Nama kelompok :
Alifah Widya R
Gigih Yudha F
Nurlatifa Amelia R
Zahra Tazkia
Sidoarjo dulu dikenal sebagai pusat dari Kerajaan Jenggolo. Pada zaman dahulu Sidoarjo
juga dikenal sebagai nama Sidokare. Sidoarjo adalah bagian dari Kabupaten Surabaya. Daerah
Sidokare dipimpin oleh patih bernama R. Ng. Djojohardjo. Setelah itu Sidokare dipimpin oleh
R. Notopuro dengan gelar R.T.P Tjokronegoro.
Pada tahun 1859, berdasarkan Keputusan Pemerintah Hindia Belanda No. 9/1859
tanggal 31 Januari 1859 Staatsblad No.6, daerah Kabupaten Surabaya dibagi menjadi dua bagian
yaitu Kabupaten Surabaya dan Kabupaten Sidokare.
Sejak itu mulai diangkat seorang Bupati utuk memimpin Kabupaten Sidokare yaitu R.

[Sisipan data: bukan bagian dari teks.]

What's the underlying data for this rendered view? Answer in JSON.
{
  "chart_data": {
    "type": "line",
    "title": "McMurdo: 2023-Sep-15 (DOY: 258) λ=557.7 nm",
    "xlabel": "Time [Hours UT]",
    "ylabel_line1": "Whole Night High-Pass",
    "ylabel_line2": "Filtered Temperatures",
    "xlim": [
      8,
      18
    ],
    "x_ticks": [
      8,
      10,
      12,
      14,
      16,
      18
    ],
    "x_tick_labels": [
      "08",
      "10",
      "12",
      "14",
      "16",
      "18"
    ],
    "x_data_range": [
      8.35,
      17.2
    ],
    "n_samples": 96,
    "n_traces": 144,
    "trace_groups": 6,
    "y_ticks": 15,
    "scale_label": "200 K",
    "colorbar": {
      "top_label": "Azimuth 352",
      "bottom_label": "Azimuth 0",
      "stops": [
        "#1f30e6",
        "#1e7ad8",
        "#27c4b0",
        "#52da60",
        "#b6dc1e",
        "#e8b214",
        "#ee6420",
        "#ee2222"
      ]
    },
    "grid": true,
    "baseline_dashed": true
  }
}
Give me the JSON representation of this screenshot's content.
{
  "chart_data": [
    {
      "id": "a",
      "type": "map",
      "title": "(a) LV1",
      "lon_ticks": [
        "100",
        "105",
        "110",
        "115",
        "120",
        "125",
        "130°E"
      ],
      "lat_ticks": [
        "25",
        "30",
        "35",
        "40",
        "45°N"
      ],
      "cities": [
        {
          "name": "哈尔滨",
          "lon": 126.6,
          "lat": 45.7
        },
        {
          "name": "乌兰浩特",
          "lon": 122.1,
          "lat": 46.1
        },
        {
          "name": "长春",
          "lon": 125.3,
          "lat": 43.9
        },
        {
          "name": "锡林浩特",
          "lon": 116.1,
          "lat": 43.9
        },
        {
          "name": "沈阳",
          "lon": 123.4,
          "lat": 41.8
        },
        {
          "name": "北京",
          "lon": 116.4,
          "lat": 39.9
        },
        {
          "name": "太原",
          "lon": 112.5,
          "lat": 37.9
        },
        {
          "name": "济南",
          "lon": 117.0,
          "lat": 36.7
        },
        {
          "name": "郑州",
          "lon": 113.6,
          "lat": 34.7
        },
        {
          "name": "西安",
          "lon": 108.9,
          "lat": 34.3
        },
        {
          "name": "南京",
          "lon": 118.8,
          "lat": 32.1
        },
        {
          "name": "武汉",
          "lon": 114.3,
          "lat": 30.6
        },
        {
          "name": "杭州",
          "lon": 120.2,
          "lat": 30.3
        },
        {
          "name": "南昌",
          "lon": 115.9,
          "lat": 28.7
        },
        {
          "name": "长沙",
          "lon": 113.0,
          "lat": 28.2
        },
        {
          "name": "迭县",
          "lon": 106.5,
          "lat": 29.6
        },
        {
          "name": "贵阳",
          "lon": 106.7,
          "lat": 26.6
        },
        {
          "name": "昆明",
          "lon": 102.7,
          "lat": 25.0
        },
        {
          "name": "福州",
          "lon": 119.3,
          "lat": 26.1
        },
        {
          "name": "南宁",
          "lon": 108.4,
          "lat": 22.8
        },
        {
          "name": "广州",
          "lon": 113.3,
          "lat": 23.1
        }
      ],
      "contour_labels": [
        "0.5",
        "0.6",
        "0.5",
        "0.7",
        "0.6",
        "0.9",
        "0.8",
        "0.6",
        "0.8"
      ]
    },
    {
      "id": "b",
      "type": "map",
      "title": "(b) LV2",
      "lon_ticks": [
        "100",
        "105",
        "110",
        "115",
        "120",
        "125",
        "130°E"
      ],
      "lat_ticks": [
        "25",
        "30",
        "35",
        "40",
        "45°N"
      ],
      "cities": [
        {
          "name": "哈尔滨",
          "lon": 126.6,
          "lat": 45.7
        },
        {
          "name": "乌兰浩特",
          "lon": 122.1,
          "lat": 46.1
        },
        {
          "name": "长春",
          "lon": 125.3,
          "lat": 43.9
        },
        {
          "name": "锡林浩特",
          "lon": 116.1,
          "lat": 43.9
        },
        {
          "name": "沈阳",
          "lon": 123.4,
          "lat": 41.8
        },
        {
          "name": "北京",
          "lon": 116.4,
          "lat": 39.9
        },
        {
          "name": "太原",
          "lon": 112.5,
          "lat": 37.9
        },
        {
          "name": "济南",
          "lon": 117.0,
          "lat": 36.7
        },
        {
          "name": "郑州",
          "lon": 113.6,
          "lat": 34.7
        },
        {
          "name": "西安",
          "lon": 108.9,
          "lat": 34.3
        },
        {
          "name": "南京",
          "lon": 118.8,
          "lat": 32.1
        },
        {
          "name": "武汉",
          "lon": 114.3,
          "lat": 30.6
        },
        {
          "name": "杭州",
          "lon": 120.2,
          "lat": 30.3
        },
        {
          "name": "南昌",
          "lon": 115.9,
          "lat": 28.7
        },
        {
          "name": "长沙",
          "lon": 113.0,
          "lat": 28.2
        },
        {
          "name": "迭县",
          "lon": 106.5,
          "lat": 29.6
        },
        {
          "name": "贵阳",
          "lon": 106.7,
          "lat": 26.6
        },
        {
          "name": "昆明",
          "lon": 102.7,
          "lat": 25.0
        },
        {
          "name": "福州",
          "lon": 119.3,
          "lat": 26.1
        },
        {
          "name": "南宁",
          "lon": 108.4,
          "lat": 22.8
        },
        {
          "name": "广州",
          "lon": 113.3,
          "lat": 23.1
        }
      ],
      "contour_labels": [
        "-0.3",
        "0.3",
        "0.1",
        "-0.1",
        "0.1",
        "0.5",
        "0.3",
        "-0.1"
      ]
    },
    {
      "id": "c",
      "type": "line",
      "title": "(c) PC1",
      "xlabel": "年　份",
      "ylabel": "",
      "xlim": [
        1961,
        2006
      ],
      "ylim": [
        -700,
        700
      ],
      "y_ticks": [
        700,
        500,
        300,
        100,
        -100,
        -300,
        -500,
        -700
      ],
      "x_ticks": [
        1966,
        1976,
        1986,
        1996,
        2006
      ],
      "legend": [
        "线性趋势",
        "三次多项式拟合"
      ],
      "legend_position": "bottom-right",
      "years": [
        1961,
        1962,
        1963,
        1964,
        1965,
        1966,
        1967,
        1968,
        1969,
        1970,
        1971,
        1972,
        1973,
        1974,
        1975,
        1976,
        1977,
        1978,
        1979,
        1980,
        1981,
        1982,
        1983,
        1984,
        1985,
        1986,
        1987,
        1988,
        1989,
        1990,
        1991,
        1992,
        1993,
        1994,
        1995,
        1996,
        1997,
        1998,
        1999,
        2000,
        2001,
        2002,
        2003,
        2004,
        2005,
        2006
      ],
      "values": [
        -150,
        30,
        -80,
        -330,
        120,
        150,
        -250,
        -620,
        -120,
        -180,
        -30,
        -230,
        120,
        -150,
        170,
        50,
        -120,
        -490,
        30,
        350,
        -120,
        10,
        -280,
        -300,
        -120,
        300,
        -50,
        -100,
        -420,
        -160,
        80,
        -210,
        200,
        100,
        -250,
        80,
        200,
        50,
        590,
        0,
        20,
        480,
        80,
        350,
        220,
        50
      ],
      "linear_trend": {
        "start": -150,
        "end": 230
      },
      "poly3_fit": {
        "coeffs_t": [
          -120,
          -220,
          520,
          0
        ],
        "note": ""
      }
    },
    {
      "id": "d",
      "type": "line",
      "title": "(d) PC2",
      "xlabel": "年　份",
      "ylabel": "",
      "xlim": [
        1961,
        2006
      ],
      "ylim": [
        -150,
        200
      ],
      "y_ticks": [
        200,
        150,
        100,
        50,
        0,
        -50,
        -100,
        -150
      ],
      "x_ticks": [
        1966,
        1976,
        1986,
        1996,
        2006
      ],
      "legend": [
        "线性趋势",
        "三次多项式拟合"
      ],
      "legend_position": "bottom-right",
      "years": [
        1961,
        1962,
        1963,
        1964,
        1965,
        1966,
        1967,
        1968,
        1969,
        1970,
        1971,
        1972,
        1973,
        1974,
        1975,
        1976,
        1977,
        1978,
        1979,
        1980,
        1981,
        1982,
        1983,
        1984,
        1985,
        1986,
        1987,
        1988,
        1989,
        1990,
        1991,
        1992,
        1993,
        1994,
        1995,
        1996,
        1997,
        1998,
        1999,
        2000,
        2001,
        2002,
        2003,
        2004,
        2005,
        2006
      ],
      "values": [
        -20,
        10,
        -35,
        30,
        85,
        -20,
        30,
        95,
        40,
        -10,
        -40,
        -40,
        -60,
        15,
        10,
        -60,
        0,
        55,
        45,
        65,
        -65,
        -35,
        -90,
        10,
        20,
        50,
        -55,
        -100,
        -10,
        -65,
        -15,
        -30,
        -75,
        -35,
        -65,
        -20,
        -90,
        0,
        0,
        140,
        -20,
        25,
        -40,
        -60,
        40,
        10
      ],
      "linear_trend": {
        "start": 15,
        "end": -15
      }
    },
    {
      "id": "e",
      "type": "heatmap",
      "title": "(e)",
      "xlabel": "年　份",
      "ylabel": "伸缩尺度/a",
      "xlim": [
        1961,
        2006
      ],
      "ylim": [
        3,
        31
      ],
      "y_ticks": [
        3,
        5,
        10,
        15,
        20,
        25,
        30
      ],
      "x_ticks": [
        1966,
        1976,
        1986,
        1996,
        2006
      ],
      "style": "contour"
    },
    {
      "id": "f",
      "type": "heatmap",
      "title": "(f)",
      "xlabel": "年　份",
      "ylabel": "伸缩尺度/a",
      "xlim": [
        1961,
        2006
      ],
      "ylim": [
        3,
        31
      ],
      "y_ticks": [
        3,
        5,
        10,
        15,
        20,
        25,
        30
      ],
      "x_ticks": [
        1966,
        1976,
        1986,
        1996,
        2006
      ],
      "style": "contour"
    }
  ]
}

Notopuro (R.T.P Tjokronegoro) berasal dari Kasepuhan, putera R.A.P Tjokronegoro Bupati
Surabaya, dan bertempat tinggal di kampung Pandean (sebelah selatan Pasar Lama sekarang),
beliau medirikan masjid di Pekauman (Masjid Abror sekarang), sedang alun-alunya pada waktu
itu adalah Pasar Lama.
Dalam tahun 1859 itu juga, dengan berdasarkan Surat Keputusan Pemerintah Hindia
Belanda No. 10/1859 tanggal 28 Mei 1859 Staatsblad. 1859 nama Kabupaten Sidokare diganti
dengan Kabupaten Sidoarjo. Dengan demikian dapatlah dikatakan bahwa secara resmi
terbentuknya Daerah Kabupaten Sidoarjo adalah tangal 28 Mei 1859 dan sebagai Bupati I
adalah R.Notopuro (R.T.P Tjokronegoro) Semula rumah Kabupaten di daerah kampung Pandean,
kemudian karena suatu hal maka Bupati Tjokronegoro I dipindahkan ke Kampung Pucang
(Wates). Disini beliau membangun masjid Jamik yang sekarang ini (Masjid Agung), tetapi masih
dalam bentuk yang sangat sederhana, sedang di sebelah Baratnya dijadikan Pesarean Pendem
(Asri).
Pada tahun 1862 R. Notopuro wafat dan digantikan dengan kakaknya yang bernama
R.T.A.A Tjokronegoro II. Tahun 1883 Bupati Tjokronegoro II pensiun, sebagai gantinya diangkat
R.P. Sumodiredjo tetapi masa jabatannya hanya 3 bulan karena beliau wafat pada tahun itu juga.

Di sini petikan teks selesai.